Harry Jerome Marks
July 19, 1933-July 19, 1997
Ten years ago today, my father died on his 64th birthday, losing his 17-month battle with leukemia. There were so many events I would have love to have shared with him, so many funny stories he would have loved to have shared, and moments from my kids’ lives he would have relished. He was a pretty simple guy – he loved a good steak, Johnny Carson, fixing stuff and telling stories. And humor. He was one funny guy, though those who lived in the same house with him knew all of his punchlines.
So, for my dad, who taught me comic timing and the ability to tell a story, here’s my favorite Harry story:
I wanted to learn to drive so much I could taste antifreeze, so as soon as I got my learner’s permit, I bugged him to take me out driving. He took me to an empty parking lot and then around a few neighborhoods the first time out. I didn’t kill anyone, so he must have decided that I was ready for prime time.
Literally.
After dinner one night later that week, he drove us over to another parking lot, this one near the intersection of Lake and the Edens expressway. “Switch places,” he told me. “You’re driving on the expressway.” It was the tail end of a Chicago rush hour. He settled into the passenger seat, lit another cigarette, and directed me toward the entrance ramp of the Edens.

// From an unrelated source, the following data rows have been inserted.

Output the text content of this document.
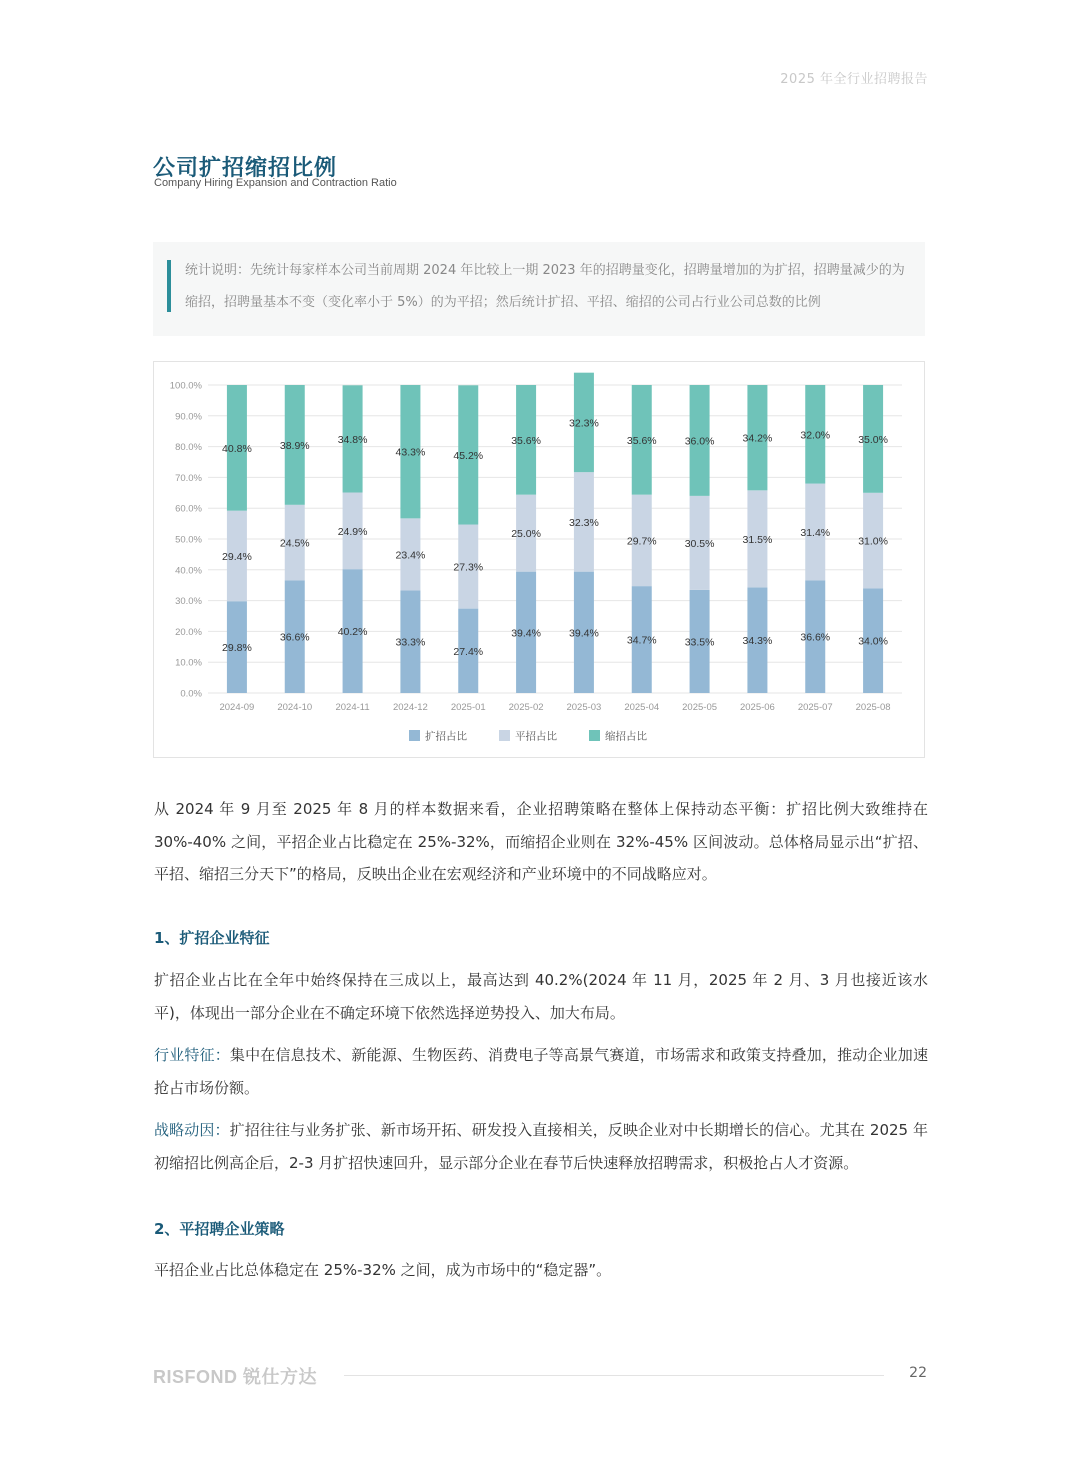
2025 年全行业招聘报告
公司扩招缩招比例
Company Hiring Expansion and Contraction Ratio
统计说明：先统计每家样本公司当前周期 2024 年比较上一期 2023 年的招聘量变化，招聘量增加的为扩招，招聘量减少的为缩招，招聘量基本不变（变化率小于 5%）的为平招；然后统计扩招、平招、缩招的公司占行业公司总数的比例
0.0%
10.0%
20.0%
30.0%
40.0%
50.0%
60.0%
70.0%
80.0%
90.0%
100.0%
29.8%
29.4%
40.8%
2024-09
36.6%
24.5%
38.9%
2024-10
40.2%
24.9%
34.8%
2024-11
33.3%
23.4%
43.3%
2024-12
27.4%
27.3%
45.2%
2025-01
39.4%
25.0%
35.6%
2025-02
39.4%
32.3%
32.3%
2025-03
34.7%
29.7%
35.6%
2025-04
33.5%
30.5%
36.0%
2025-05
34.3%
31.5%
34.2%
2025-06
36.6%
31.4%
32.0%
2025-07
34.0%
31.0%
35.0%
2025-08
扩招占比	平招占比	缩招占比
从 2024 年 9 月至 2025 年 8 月的样本数据来看，企业招聘策略在整体上保持动态平衡：扩招比例大致维持在 30%-40% 之间，平招企业占比稳定在 25%-32%，而缩招企业则在 32%-45% 区间波动。总体格局显示出“扩招、平招、缩招三分天下”的格局，反映出企业在宏观经济和产业环境中的不同战略应对。
1、扩招企业特征
扩招企业占比在全年中始终保持在三成以上，最高达到 40.2%(2024 年 11 月，2025 年 2 月、3 月也接近该水平)，体现出一部分企业在不确定环境下依然选择逆势投入、加大布局。
行业特征：集中在信息技术、新能源、生物医药、消费电子等高景气赛道，市场需求和政策支持叠加，推动企业加速抢占市场份额。
战略动因：扩招往往与业务扩张、新市场开拓、研发投入直接相关，反映企业对中长期增长的信心。尤其在 2025 年初缩招比例高企后，2-3 月扩招快速回升，显示部分企业在春节后快速释放招聘需求，积极抢占人才资源。
2、平招聘企业策略
平招企业占比总体稳定在 25%-32% 之间，成为市场中的“稳定器”。
RISFOND 锐仕方达	22
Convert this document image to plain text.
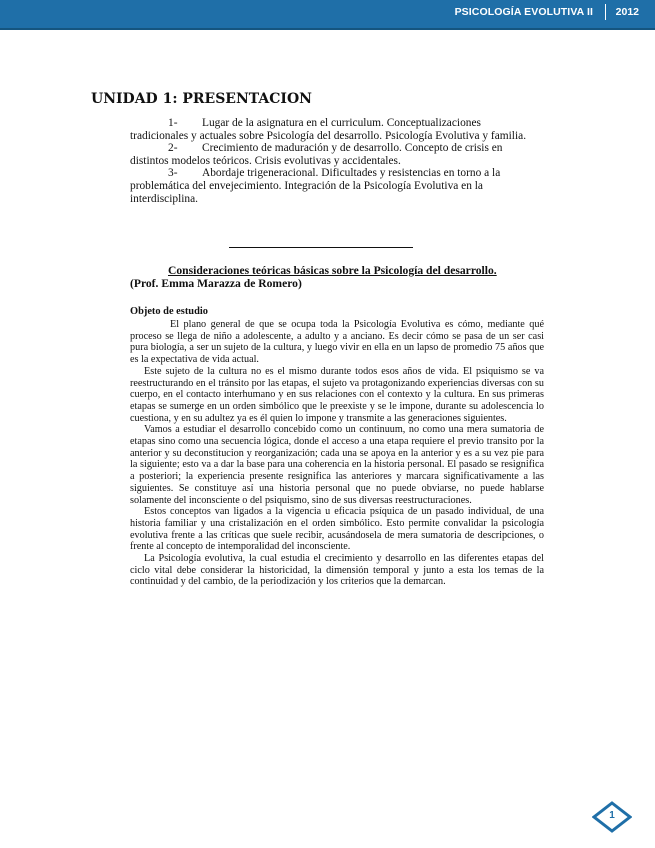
PSICOLOGÍA EVOLUTIVA II 2012
UNIDAD 1: PRESENTACION

1- Lugar de la asignatura en el curriculum. Conceptualizaciones

tradicionales y actuales sobre Psicología del desarrollo. Psicología Evolutiva y familia.

2- Crecimiento de maduración y de desarrollo. Concepto de crisis en

distintos modelos teóricos. Crisis evolutivas y accidentales.

3- Abordaje trigeneracional. Dificultades y resistencias en torno a la

problemática del envejecimiento. Integración de la Psicología Evolutiva en la interdisciplina.

Consideraciones teóricas básicas sobre la Psicología del desarrollo.
(Prof. Emma Marazza de Romero)
Objeto de estudio

El plano general de que se ocupa toda la Psicología Evolutiva es cómo, mediante qué proceso se llega de niño a adolescente, a adulto y a anciano. Es decir cómo se pasa de un ser casi pura biología, a ser un sujeto de la cultura, y luego vivir en ella en un lapso de promedio 75 años que es la expectativa de vida actual.

Este sujeto de la cultura no es el mismo durante todos esos años de vida. El psiquismo se va reestructurando en el tránsito por las etapas, el sujeto va protagonizando experiencias diversas con su cuerpo, en el contacto interhumano y en sus relaciones con el contexto y la cultura. En sus primeras etapas se sumerge en un orden simbólico que le preexiste y se le impone, durante su adolescencia lo cuestiona, y en su adultez ya es él quien lo impone y transmite a las generaciones siguientes.

Vamos a estudiar el desarrollo concebido como un continuum, no como una mera sumatoria de etapas sino como una secuencia lógica, donde el acceso a una etapa requiere el previo transito por la anterior y su deconstitucion y reorganización; cada una se apoya en la anterior y es a su vez pie para la siguiente; esto va a dar la base para una coherencia en la historia personal. El pasado se resignifica a posteriori; la experiencia presente resignifica las anteriores y marcara significativamente a las siguientes. Se constituye así una historia personal que no puede obviarse, no puede hablarse solamente del inconsciente o del psiquismo, sino de sus diversas reestructuraciones.

Estos conceptos van ligados a la vigencia u eficacia psíquica de un pasado individual, de una historia familiar y una cristalización en el orden simbólico. Esto permite convalidar la psicología evolutiva frente a las críticas que suele recibir, acusándosela de mera sumatoria de descripciones, o frente al concepto de intemporalidad del inconsciente.

La Psicología evolutiva, la cual estudia el crecimiento y desarrollo en las diferentes etapas del ciclo vital debe considerar la historicidad, la dimensión temporal y junto a esta los temas de la continuidad y del cambio, de la periodización y los criterios que la demarcan.

1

“Get on,” he said. I had no idea how to merge, or what to do about not running headfirst into those huge trucks. I was screaming that I couldn’t do it and that I would get us both killed. “No you won’t,” he said. “Sink or swim.”
We didn’t die, though I saw him lighting one cigarette off of an already-lit one, something I rarely saw him do. He had nerves of nicotine.
When I was teaching my three kids to drive by gripping the passenger door in a death grip and gasping like a beached alewife (or screaming at them in sheer terror), I thought of my dad. Just about every time we got behind the wheel.
And I wished I could tell him so. I miss him more now than I did when he first died.
Happy birthday, dad.
I so relate to this post . . . my dad died almost 18 years ago, when he was 47. I miss him so much more now . . . every year I miss him more, not less.
And he, too, loved Johnny Carson and fixing stuff.
Thanks, Mel –
So sorry for the loss of your dad at such a young age.